You really have to pull them tight but yes, SWF is difficult with hats.


----------



## waderain (Jan 31, 2011)

sounds like your cap frame driver is set to high. Put a cap hoop on the machine with no hat and look to see how much gap there is between the cap frame and the arm. The cap hoop should lay level with the arm and there should be very little gap between the arm and the driver. I'm not positive on SWF machines but you should be able to adjust the driver up and down. It's usually a bar that the driver rolls on underneath the arm you can adjust up and down.


----------



## Biverson (Oct 20, 2014)

Are you also switching out your needle plate to the wide-holed one? When I had my SWFs that helped. What's your speed? Needle? 80/12 sharps are pretty tough. I couldn't go any faster than 700 on caps, sometimes as slow as 550. I have a Barudan and can go 900 all day on 75/11 BPs on any type of hat pretty much. 


Sent from my iPhone using Tapatalk


----------



## Slimboy16 (Jan 16, 2018)

Really??? Nice!

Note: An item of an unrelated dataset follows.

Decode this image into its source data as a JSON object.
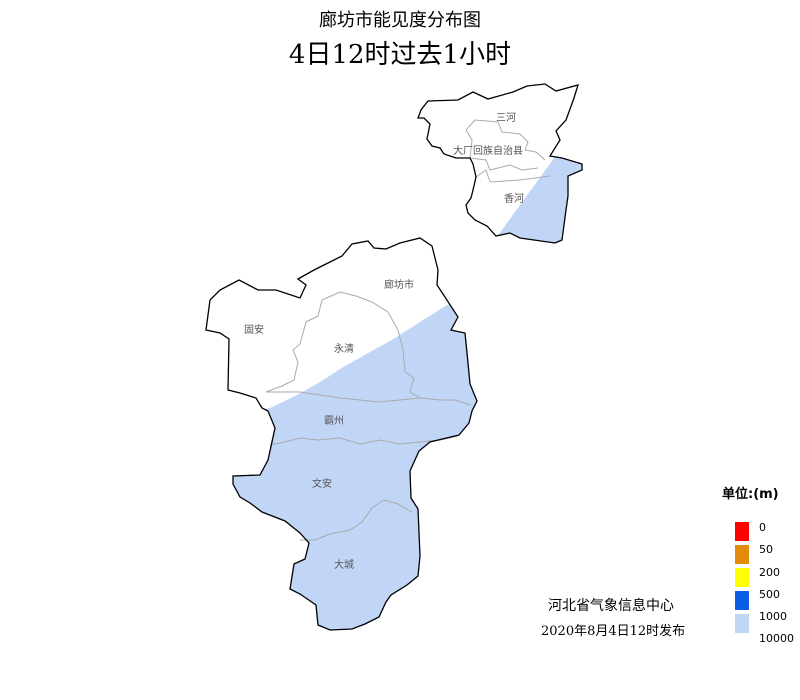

I can barely do 2.25" on a tall crown hat sometimes.


----------



## Slimboy16 (Jan 16, 2018)

I usually dont go over 550 on hats,maybe 600 on simple designs sometimes. If Barudan can do 900 on a hat, thats what im talking about. Currently saving to buy one and sell the SWF.


----------



## Slimboy16 (Jan 16, 2018)

Thank you, I will post the video. Please let me know if you see something that I'm not seeing. It frustrates me that it cant get close to the brim. I know we have to stay about half inch away, it should be able to do it without me putting my finger on the hat to push it down. thank you.


----------



## EmbroidTek1 (Sep 27, 2016)

There is a few tricks to do caps on SWF. IMO the quick change driver if you have one is not that great. What series is the machine? I ran some caps today at 1000 SPM but not on a SWF and I can go to 2.25 tall.

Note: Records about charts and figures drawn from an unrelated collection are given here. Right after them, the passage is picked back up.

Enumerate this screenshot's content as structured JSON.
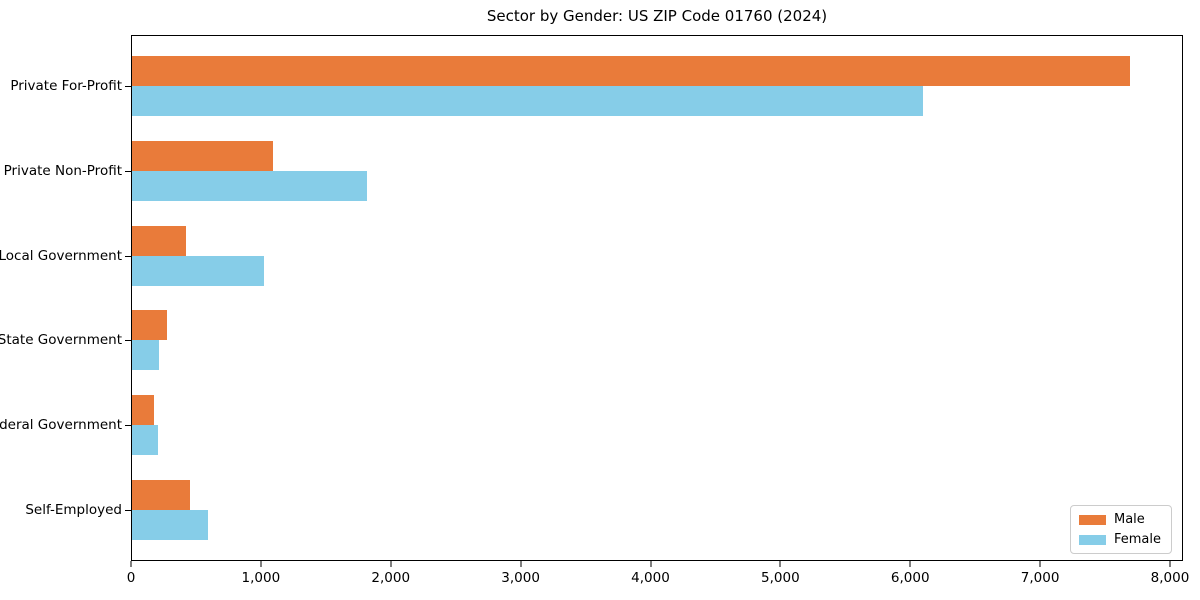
{
  "chart_data": {
    "type": "bar",
    "orientation": "horizontal",
    "title": "Sector by Gender: US ZIP Code 01760 (2024)",
    "xlabel": "",
    "ylabel": "",
    "categories": [
      "Private For-Profit",
      "Private Non-Profit",
      "Local Government",
      "State Government",
      "Federal Government",
      "Self-Employed"
    ],
    "series": [
      {
        "name": "Male",
        "color": "#E97B3A",
        "values": [
          7700,
          1090,
          420,
          270,
          170,
          450
        ]
      },
      {
        "name": "Female",
        "color": "#86CDE8",
        "values": [
          6100,
          1810,
          1020,
          210,
          200,
          590
        ]
      }
    ],
    "xlim": [
      0,
      8100
    ],
    "xticks": [
      0,
      1000,
      2000,
      3000,
      4000,
      5000,
      6000,
      7000,
      8000
    ],
    "xtick_labels": [
      "0",
      "1,000",
      "2,000",
      "3,000",
      "4,000",
      "5,000",
      "6,000",
      "7,000",
      "8,000"
    ],
    "grid": false,
    "legend": {
      "position": "lower-right",
      "entries": [
        "Male",
        "Female"
      ]
    }
  },
  "colors": {
    "male": "#E97B3A",
    "female": "#86CDE8",
    "axis": "#000000",
    "legend_border": "#cccccc",
    "background": "#ffffff"
  }
}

It helps on a SWF if you walk the machine some. Hold the start button and let the needle come down slow to tack it down for a few stitches then let go of start.


----------



## Slimboy16 (Jan 16, 2018)

I did not know I could walk the machine by just by keep pressing the the start button. Im going to try it. 
I'veonly had the machine for about 4 months, still learning.Thanks


----------



## MinderSue22 (9 mo ago)

I do have a question about SWF and cap embroidery... Is the needle plate designed to be reversible... meaning, can I take the screws out on the under side of the needle plate, flip the needle hole upside so the nipple is right side up and put the screws back in and then embroider on a cap. My machine came with the cap driver kit but not an extra needle plate.

Thanks 
M


----------



## binki (Jul 16, 2006)

MinderSue22 said:


> I do have a question about SWF and cap embroidery... Is the needle plate designed to be reversible... meaning, can I take the screws out on the under side of the needle plate, flip the needle hole upside so the nipple is right side up and put the screws back in and then embroider on a cap. My machine came with the cap driver kit but not an extra needle plate.
> 
> Thanks
> M


You should have a second needle plate.


----------